MAOMÉ (MUHAMMAD) E OS ESCRAVOS

O Islão veio para dar direitos às mulheres e acabar com a escravatura…. Já vimos os direitos das mulheres no Islão. Se não, clique aqui. Agora vamos ver a remoção da escravatura por Maomé. Ele é o profeta do Islão e o chamado maior profeta de todos os tempos. Se ainda não leu sobre ele, por favor clique aqui. Os escravos eram propriedade e os árabes comercializavam escravos. Maomé, o maior profeta, removeu a escravatura segundo os conceitos islâmicos. Os muçulmanos adoram mencionar Bilal, o escravo negro a quem foi dada a honrosa tarefa de chamar para a oração e, de alguma forma, isso supostamente mostra que ele honrava os escravos ou até mesmo os escravos negros. Bilal retirou-se desse dever sagrado logo após a morte de Maomé, o que os muçulmanos afirmam que ele estava tão triste que não conseguia realizar esse dever …. (sim, por favor, sem risos).

O comércio de escravos árabes que existia mesmo antes de Maomé, mas vamos falar apenas sobre o comércio de escravos islâmico que durou mais tempo, do século VII ao século XX. A maioria dos quais eram escravos negros e geralmente castrados. Ao longo da vida de Maomé, ele não apenas possuiu escravos, mas também esteve envolvido no comércio de escravos.

O ESCRAVO NEGRO CONDUTOR DE CAMELOS DE MAOMÉ Narrado por Anas bin Malik: O Apóstolo de Alá estava de viagem e ele tinha um escravo negro chamado Anjasha, e ele estava a conduzir os camelos (muito rápido, e havia mulheres a montar nesses camelos). O Apóstolo de Alá disse: “Waihaka (Que Alá seja misericordioso contigo), Ó Anjasha! Conduz devagar (os camelos) com os recipientes de vidro (mulheres)!” (Sahih Bukhari 8:73:182 ou Sahih al-Bukhari, 6161)

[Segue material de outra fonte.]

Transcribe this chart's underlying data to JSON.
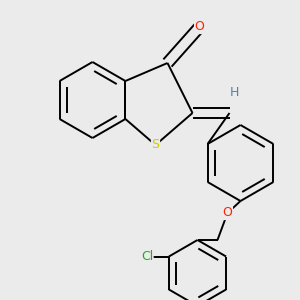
{
  "background_color": "#ebebeb",
  "bond_color": "#000000",
  "atom_colors": {
    "O": "#ff2200",
    "S": "#cccc00",
    "Cl": "#22aa22",
    "H": "#4488aa"
  },
  "lw": 1.4,
  "off": 0.07,
  "figsize": [
    3.0,
    3.0
  ],
  "dpi": 100
}
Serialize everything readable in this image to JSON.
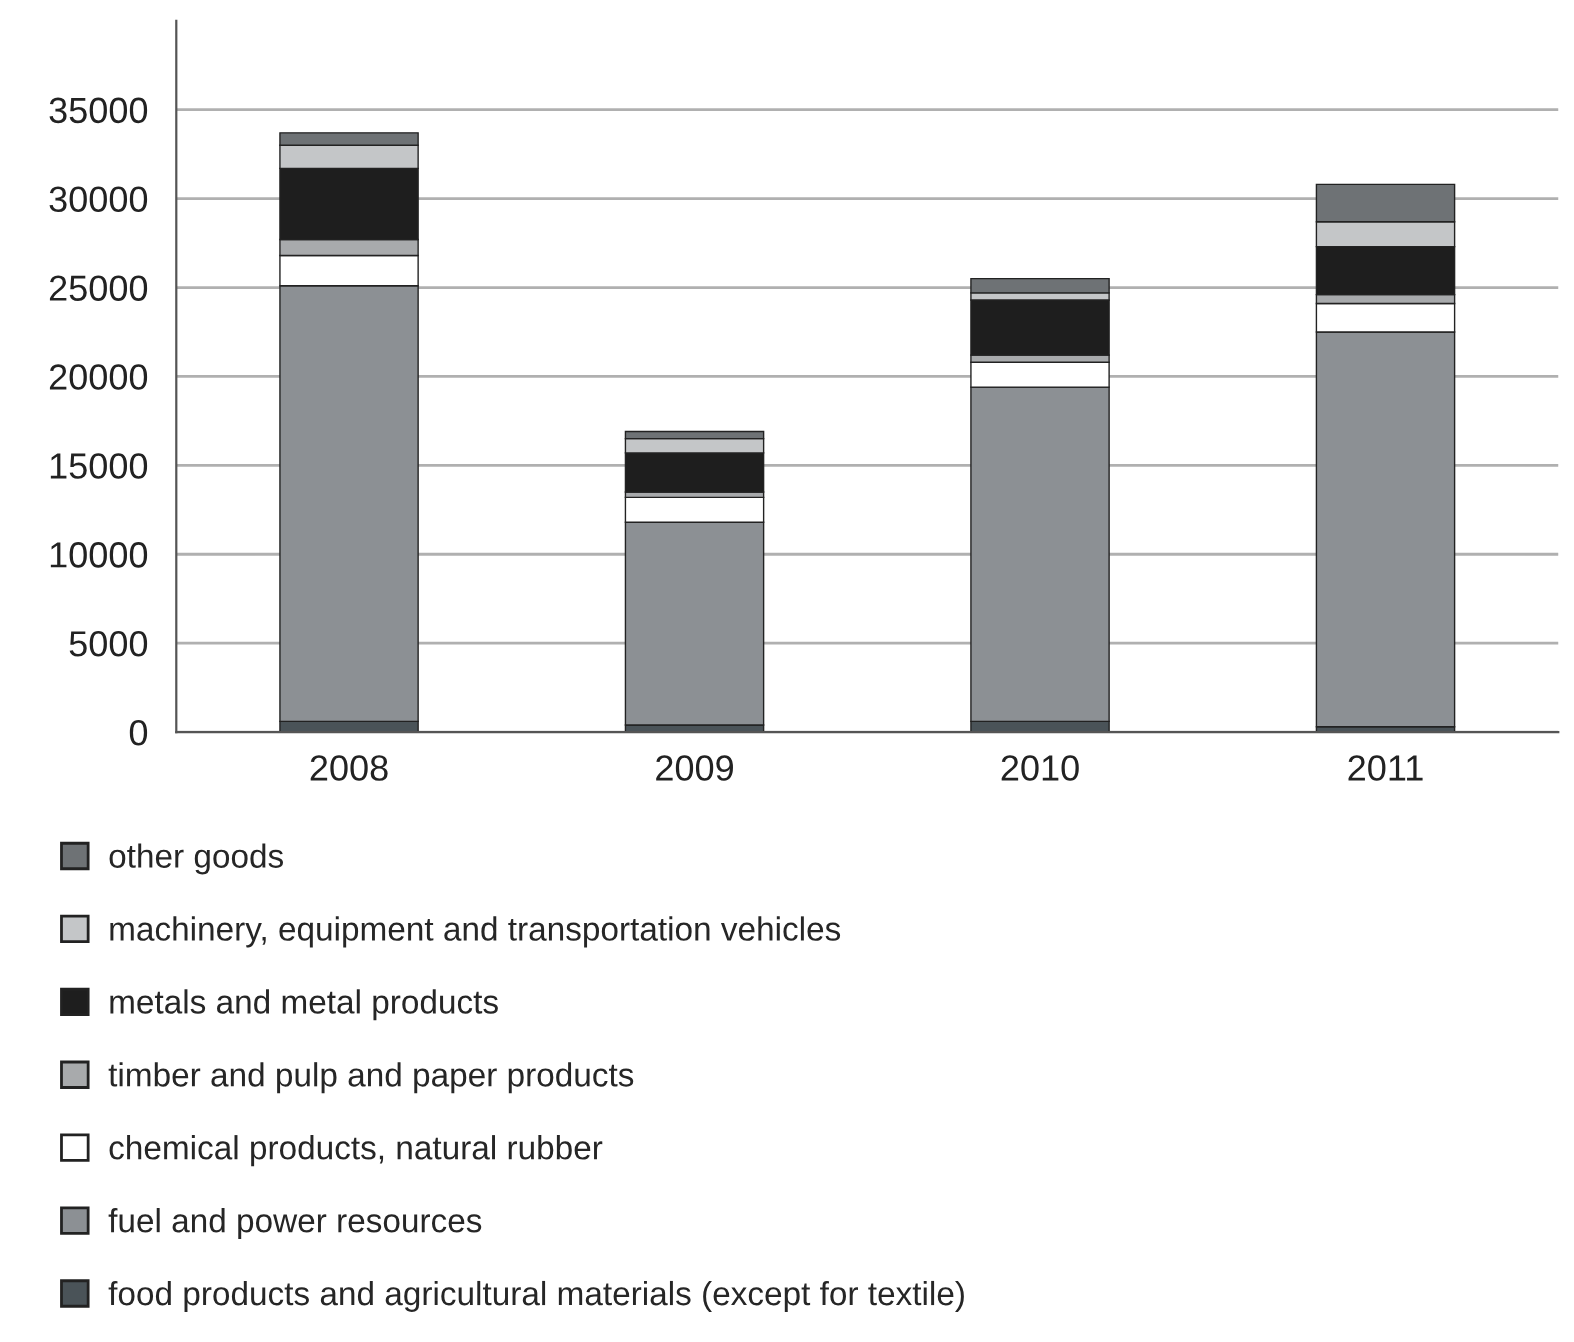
{
  "chart_data": {
    "type": "bar",
    "stacked": true,
    "categories": [
      "2008",
      "2009",
      "2010",
      "2011"
    ],
    "series": [
      {
        "name": "food products and agricultural materials (except for textile)",
        "color": "#4a5358",
        "values": [
          600,
          400,
          600,
          300
        ]
      },
      {
        "name": "fuel and power resources",
        "color": "#8c9094",
        "values": [
          24500,
          11400,
          18800,
          22200
        ]
      },
      {
        "name": "chemical products, natural rubber",
        "color": "#ffffff",
        "values": [
          1700,
          1400,
          1400,
          1600
        ]
      },
      {
        "name": "timber and pulp and paper products",
        "color": "#a8aaac",
        "values": [
          900,
          300,
          400,
          500
        ]
      },
      {
        "name": "metals and metal products",
        "color": "#1e1e1e",
        "values": [
          4000,
          2200,
          3100,
          2700
        ]
      },
      {
        "name": "machinery, equipment and transportation vehicles",
        "color": "#c4c6c8",
        "values": [
          1300,
          800,
          400,
          1400
        ]
      },
      {
        "name": "other goods",
        "color": "#6e7275",
        "values": [
          700,
          400,
          800,
          2100
        ]
      }
    ],
    "ylim": [
      0,
      40000
    ],
    "yticks": [
      0,
      5000,
      10000,
      15000,
      20000,
      25000,
      30000,
      35000
    ],
    "grid": "y",
    "legend": "bottom"
  }
}
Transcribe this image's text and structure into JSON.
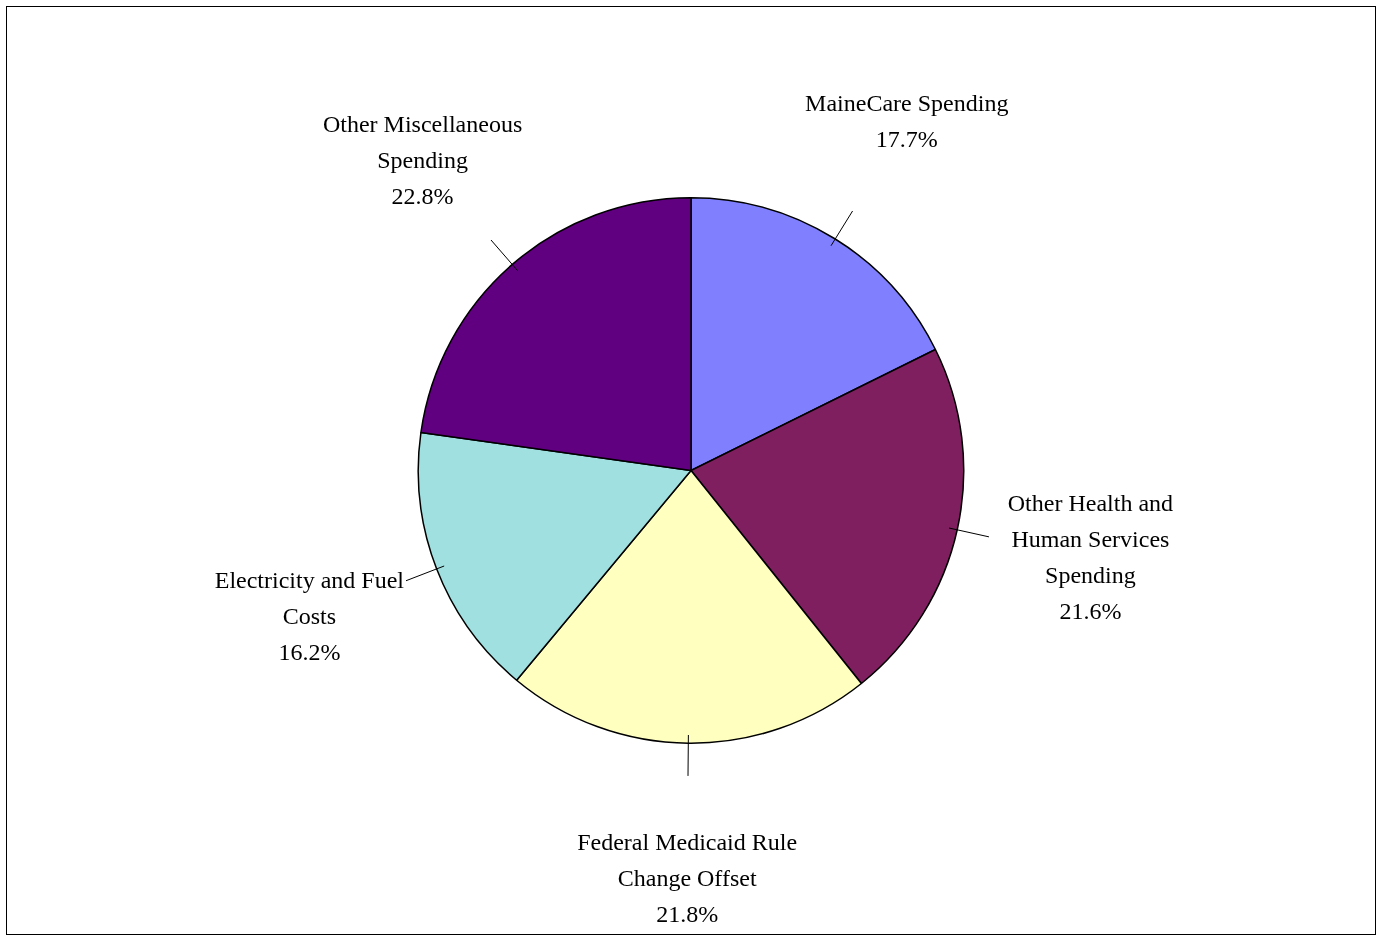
{
  "chart_data": {
    "type": "pie",
    "categories": [
      "MaineCare Spending",
      "Other Health and Human Services Spending",
      "Federal Medicaid Rule Change Offset",
      "Electricity and Fuel Costs",
      "Other Miscellaneous Spending"
    ],
    "values": [
      17.7,
      21.6,
      21.8,
      16.2,
      22.8
    ],
    "value_labels": [
      "17.7%",
      "21.6%",
      "21.8%",
      "16.2%",
      "22.8%"
    ],
    "colors": [
      "#8080ff",
      "#7f1f5f",
      "#ffffc0",
      "#a0e0e0",
      "#600080"
    ],
    "legend": false
  }
}
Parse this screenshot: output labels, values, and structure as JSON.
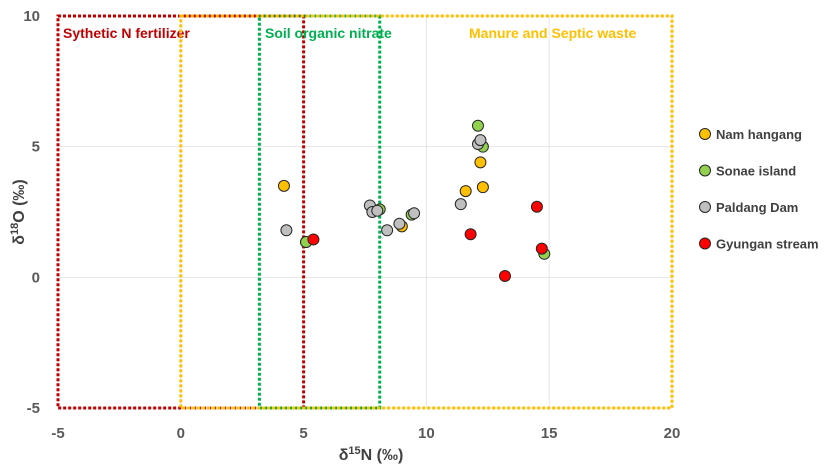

O ESCRAVO NEGRO DE MAOMÉ EM CASA Narrado por ’Umar: Cheguei e eis que o Mensageiro de Alá (ﷺ) estava hospedado numa Mashroba (sótão) e um escravo negro do Mensageiro de Alá (ﷺ) estava no topo das suas escadas. Eu disse-lhe: “(Diz ao Profeta) que aqui está ’Umar bin Al-Khattab (a pedir permissão para entrar).” Então ele deixou-me entrar. (Sahih Bukhari 9:91:368 ou Sahih Bukhari 7263)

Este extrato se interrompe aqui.